Incorporating External Knowledge and Goal Guidance for LLM-based Conversational Recommender Systems
Chuang Li, Yang Deng, Hengchang Hu, Min-Yen Kan, Haizhou Li
TL;DR
The paper tackles the challenge of applying LLMs to domain-specific conversational recommender systems by identifying the need for external knowledge and goal guidance. It introduces ChatCRS, a modular framework that integrates a knowledge retrieval agent and a goal-planning agent under an LLM-based conversational controller to ground responses in external KBs and proactively steer dialogues. Empirical results on DuRecDial and TG-Redial show state-of-the-art performance in response generation and a substantial, approximately tenfold, boost in recommendation accuracy when external inputs are leveraged, with human evaluations confirming improvements in informativeness and proactivity.
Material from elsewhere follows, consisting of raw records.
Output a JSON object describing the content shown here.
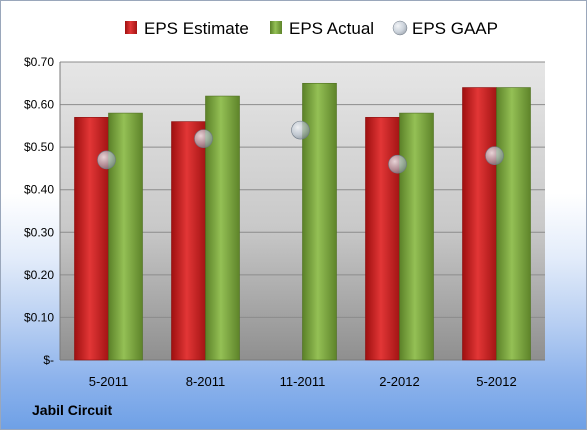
{
  "company": "Jabil Circuit",
  "chart_data": {
    "type": "bar",
    "categories": [
      "5-2011",
      "8-2011",
      "11-2011",
      "2-2012",
      "5-2012"
    ],
    "series": [
      {
        "name": "EPS Estimate",
        "kind": "bar",
        "color": "#cc1f1f",
        "values": [
          0.57,
          0.56,
          null,
          0.57,
          0.64
        ]
      },
      {
        "name": "EPS Actual",
        "kind": "bar",
        "color": "#78a23a",
        "values": [
          0.58,
          0.62,
          0.65,
          0.58,
          0.64
        ]
      },
      {
        "name": "EPS GAAP",
        "kind": "marker",
        "color": "#b9c3cf",
        "values": [
          0.47,
          0.52,
          0.54,
          0.46,
          0.48
        ]
      }
    ],
    "y_ticks": [
      {
        "value": 0.0,
        "label": "$-"
      },
      {
        "value": 0.1,
        "label": "$0.10"
      },
      {
        "value": 0.2,
        "label": "$0.20"
      },
      {
        "value": 0.3,
        "label": "$0.30"
      },
      {
        "value": 0.4,
        "label": "$0.40"
      },
      {
        "value": 0.5,
        "label": "$0.50"
      },
      {
        "value": 0.6,
        "label": "$0.60"
      },
      {
        "value": 0.7,
        "label": "$0.70"
      }
    ],
    "ylim": [
      0,
      0.7
    ],
    "grid": true,
    "legend_position": "top"
  }
}
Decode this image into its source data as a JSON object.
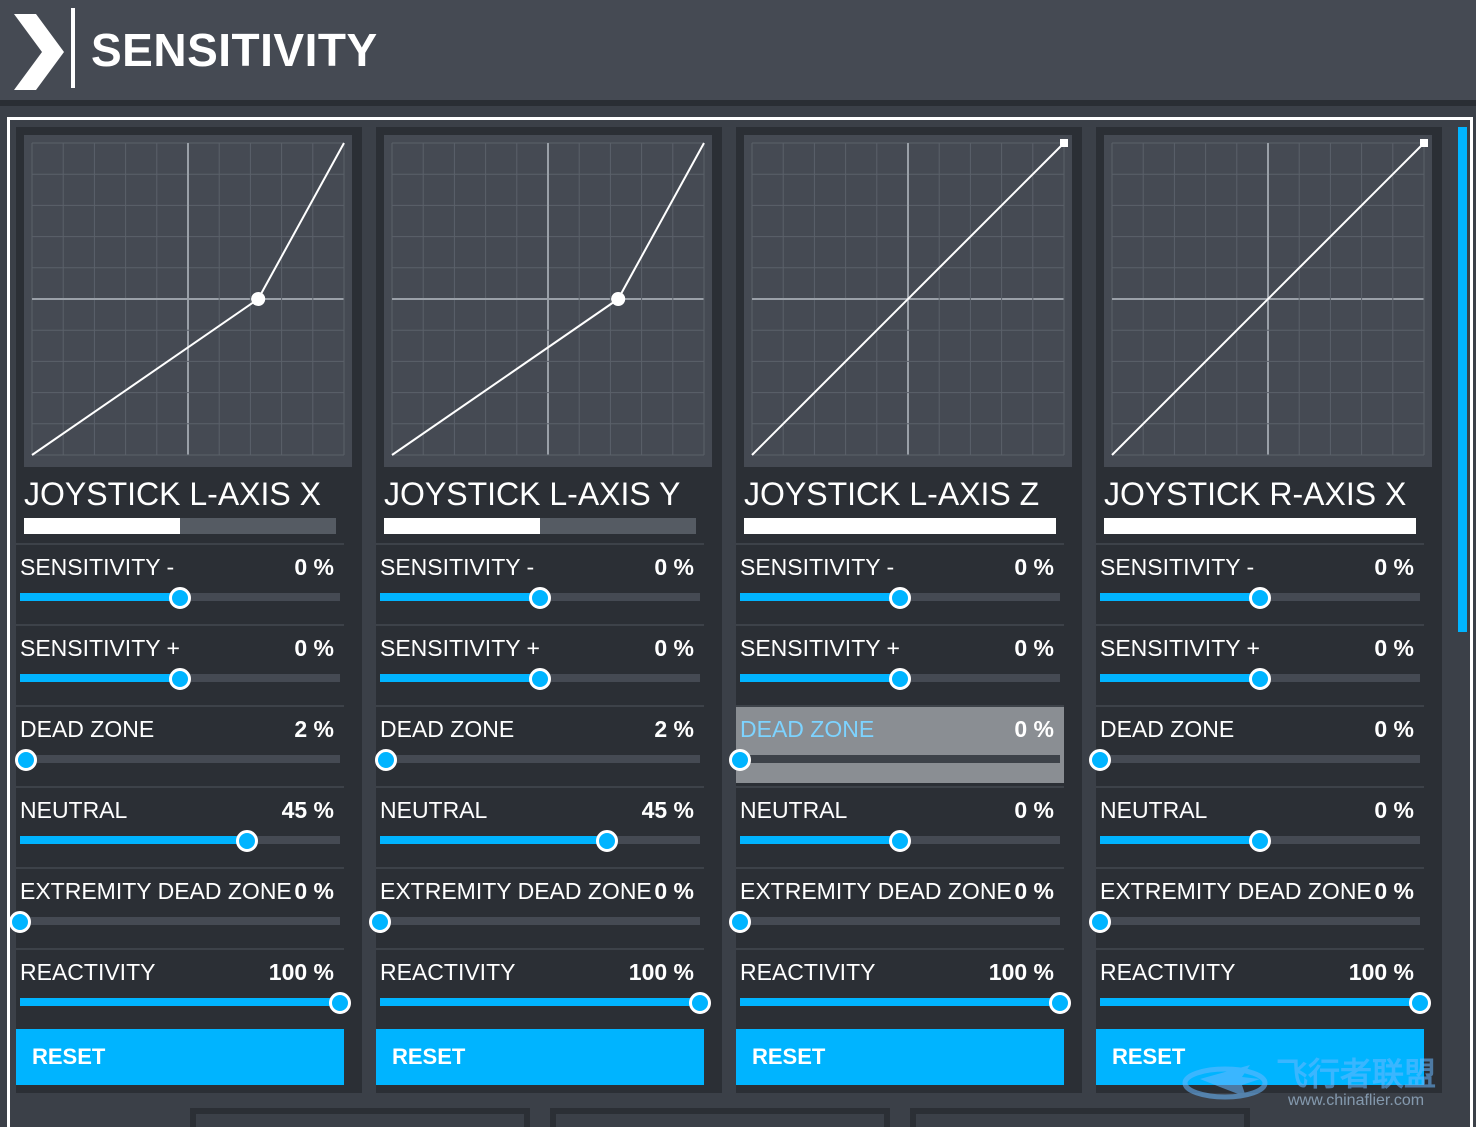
{
  "header": {
    "title": "SENSITIVITY"
  },
  "labels": {
    "sens_minus": "SENSITIVITY -",
    "sens_plus": "SENSITIVITY +",
    "dead_zone": "DEAD ZONE",
    "neutral": "NEUTRAL",
    "extremity": "EXTREMITY DEAD ZONE",
    "reactivity": "REACTIVITY",
    "reset": "RESET"
  },
  "colors": {
    "accent": "#00b4ff",
    "panel": "#2b2f35",
    "graph_bg": "#454a53"
  },
  "panels": [
    {
      "name": "JOYSTICK L-AXIS X",
      "input_level": 0.5,
      "curve": {
        "neutral": 0.45
      },
      "sens_minus": "0 %",
      "sens_minus_level": 0.5,
      "sens_plus": "0 %",
      "sens_plus_level": 0.5,
      "dead_zone": "2 %",
      "dead_zone_level": 0.02,
      "neutral": "45 %",
      "neutral_level": 0.71,
      "extremity": "0 %",
      "extremity_level": 0,
      "reactivity": "100 %",
      "reactivity_level": 1,
      "highlight": false
    },
    {
      "name": "JOYSTICK L-AXIS Y",
      "input_level": 0.5,
      "curve": {
        "neutral": 0.45
      },
      "sens_minus": "0 %",
      "sens_minus_level": 0.5,
      "sens_plus": "0 %",
      "sens_plus_level": 0.5,
      "dead_zone": "2 %",
      "dead_zone_level": 0.02,
      "neutral": "45 %",
      "neutral_level": 0.71,
      "extremity": "0 %",
      "extremity_level": 0,
      "reactivity": "100 %",
      "reactivity_level": 1,
      "highlight": false
    },
    {
      "name": "JOYSTICK L-AXIS Z",
      "input_level": 1,
      "curve": {
        "neutral": 0
      },
      "sens_minus": "0 %",
      "sens_minus_level": 0.5,
      "sens_plus": "0 %",
      "sens_plus_level": 0.5,
      "dead_zone": "0 %",
      "dead_zone_level": 0,
      "neutral": "0 %",
      "neutral_level": 0.5,
      "extremity": "0 %",
      "extremity_level": 0,
      "reactivity": "100 %",
      "reactivity_level": 1,
      "highlight": true
    },
    {
      "name": "JOYSTICK R-AXIS X",
      "input_level": 1,
      "curve": {
        "neutral": 0
      },
      "sens_minus": "0 %",
      "sens_minus_level": 0.5,
      "sens_plus": "0 %",
      "sens_plus_level": 0.5,
      "dead_zone": "0 %",
      "dead_zone_level": 0,
      "neutral": "0 %",
      "neutral_level": 0.5,
      "extremity": "0 %",
      "extremity_level": 0,
      "reactivity": "100 %",
      "reactivity_level": 1,
      "highlight": false
    }
  ],
  "watermark": {
    "text": "飞行者联盟",
    "url": "www.chinaflier.com"
  }
}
The work demonstrates the feasibility and benefits of knowledge-grounded, goal-directed LLM-based CRS using few-shot in-context learning and parameter-efficient fine-tuning, highlighting practical significance for scalable, domain-adaptive conversational agents.
Abstract
This paper aims to efficiently enable large language models (LLMs) to use external knowledge and goal guidance in conversational recommender system (CRS) tasks. Advanced LLMs (e.g., ChatGPT) are limited in domain-specific CRS tasks for 1) generating grounded responses with recommendation-oriented knowledge, or 2) proactively leading the conversations through different dialogue goals. In this work, we first analyze those limitations through a comprehensive evaluation, showing the necessity of external knowledge and goal guidance which contribute significantly to the recommendation accuracy and language quality. In light of this finding, we propose a novel ChatCRS framework to decompose the complex CRS task into several sub-tasks through the implementation of 1) a knowledge retrieval agent using a tool-augmented approach to reason over external Knowledge Bases and 2) a goal-planning agent for dialogue goal prediction. Experimental results on two multi-goal CRS datasets reveal that ChatCRS sets new state-of-the-art benchmarks, improving language quality of informativeness by 17% and proactivity by 27%, and achieving a tenfold enhancement in recommendation accuracy.